Striper action blooming in the spring
By most accounts, spring fishing season has gotten off to a tepid start. Water temperatures remain chilly and there almost seems to be a malaise among local anglers still trying to shake the effects of a prolonged winter combined with a fatiguing hangover from the effects of superstorm Sandy.
Be that as it may, ornamental cherry and pear trees are in full bloom across Long Island, daffodils dot local lawns and the bright yellow hues of chrysanthemum bushes are already beginning to fade. That can only mean from a piscatorial perspective that local favorite fish species must already be here and ready to chew as the arrival of stripers, the peak of winter flounder season, the pre-spawn bite of bluegills and initial encounters with chopper blues and weakfish all usually coincide with these blossoming events. Add in that striper season has been open for two weeks, and fluke season begins Wednesday, and it should be apparent our local scene probably isn't lacking for fish as much as it has lacked concerted angling effort.
Indeed, those who have sailed for stripers in particular have often scored well. Schoolie bass have been hitting with abandon in Jamaica Bay and in the back of Long Island Sound harbors with some kayak fishermen decking upward of a dozen or more on small swim shads. There are also decent numbers of small stripers inside both Moriches and Great South Bays, and the first linesiders at Shinnecock are a matter of record.
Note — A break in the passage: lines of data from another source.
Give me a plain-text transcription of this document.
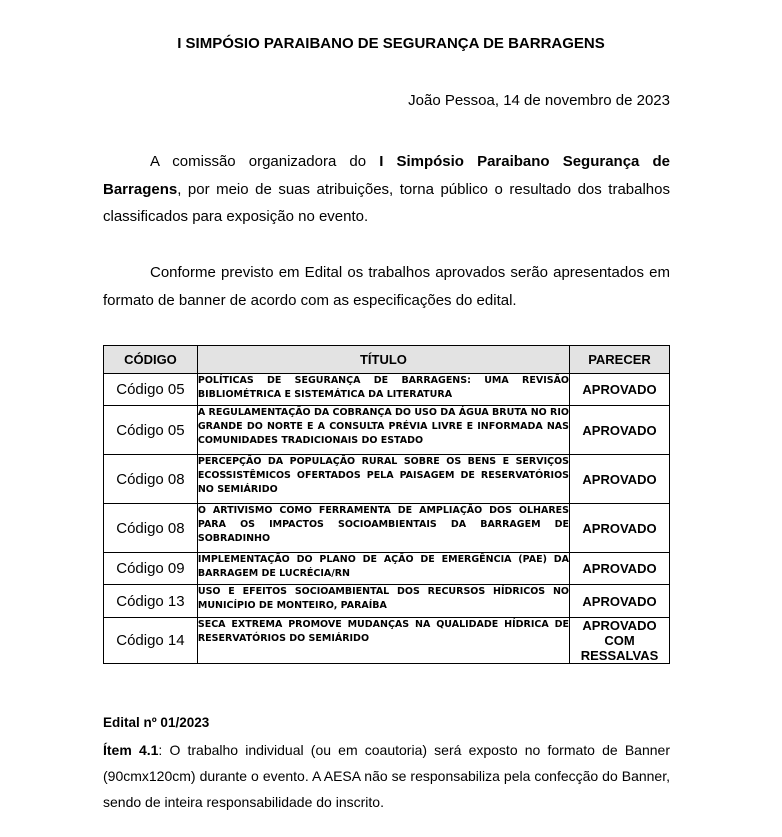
I SIMPÓSIO PARAIBANO DE SEGURANÇA DE BARRAGENS
João Pessoa, 14 de novembro de 2023
A comissão organizadora do I Simpósio Paraibano Segurança de Barragens, por meio de suas atribuições, torna público o resultado dos trabalhos classificados para exposição no evento.
Conforme previsto em Edital os trabalhos aprovados serão apresentados em formato de banner de acordo com as especificações do edital.
CÓDIGO	TÍTULO	PARECER
Código 05	POLÍTICAS DE SEGURANÇA DE BARRAGENS: UMA REVISÃO BIBLIOMÉTRICA E SISTEMÁTICA DA LITERATURA	APROVADO
Código 05	A REGULAMENTAÇÃO DA COBRANÇA DO USO DA ÁGUA BRUTA NO RIO GRANDE DO NORTE E A CONSULTA PRÉVIA LIVRE E INFORMADA NAS COMUNIDADES TRADICIONAIS DO ESTADO	APROVADO
Código 08	PERCEPÇÃO DA POPULAÇÃO RURAL SOBRE OS BENS E SERVIÇOS ECOSSISTÊMICOS OFERTADOS PELA PAISAGEM DE RESERVATÓRIOS NO SEMIÁRIDO	APROVADO
Código 08	O ARTIVISMO COMO FERRAMENTA DE AMPLIAÇÃO DOS OLHARES PARA OS IMPACTOS SOCIOAMBIENTAIS DA BARRAGEM DE SOBRADINHO	APROVADO
Código 09	IMPLEMENTAÇÃO DO PLANO DE AÇÃO DE EMERGÊNCIA (PAE) DA BARRAGEM DE LUCRÉCIA/RN	APROVADO
Código 13	USO E EFEITOS SOCIOAMBIENTAL DOS RECURSOS HÍDRICOS NO MUNICÍPIO DE MONTEIRO, PARAÍBA	APROVADO
Código 14	SECA EXTREMA PROMOVE MUDANÇAS NA QUALIDADE HÍDRICA DE RESERVATÓRIOS DO SEMIÁRIDO	APROVADO COM RESSALVAS
Edital nº 01/2023
Ítem 4.1: O trabalho individual (ou em coautoria) será exposto no formato de Banner (90cmx120cm) durante o evento. A AESA não se responsabiliza pela confecção do Banner, sendo de inteira responsabilidade do inscrito.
True, winter flounder have been picky at best across the region, but regular limits are being culled from Eastchester Bay while Great South and Moriches Bay have seen slight improvement from week to week. Last year winter flounder catches didn't really get started until May when some boats in the Captree fleet began probing ocean waters and found a healthy set of big blackbacks around the Fire Island Artificial Reef. If the relentless winds we've seen this year finally lay down over the next few days, you can bet the fleet will give the hefty flatties a shot in ocean waters.
Then there's fluke season. Set to open on Wednesday, the first few weeks of summer flounder pursuit annually produce some of the most outstanding doormat reports. The waters of Peconic Bay off Greenport and the Greenlawns area of Shelter Island are traditional hot spots, but don't overlook Montauk Point or ocean water depths of 50 to 70 feet just outside each of the South Shore inlets. All it takes is a juicy strip bait or large spearing and squid combo, with side orders of patience and luck, to put that fluke of a lifetime on deck.
The point I'm trying to make here is simple: There may be plenty to do around the house and in our busy lives but ready or not, fishing season is here. Whether you want to tempt stripers, bluefish, weakfish, winter flounder or tasty fluke, May is prime time. Be sure to get out during the next few weeks because some of the year's best fishing takes place before school lets out.
Black sea bass rules set
New York's black sea bass regulations are now set. The creel limit is eight per angler and minimum size is 13 inches. The season runs from July 10-Dec. 31.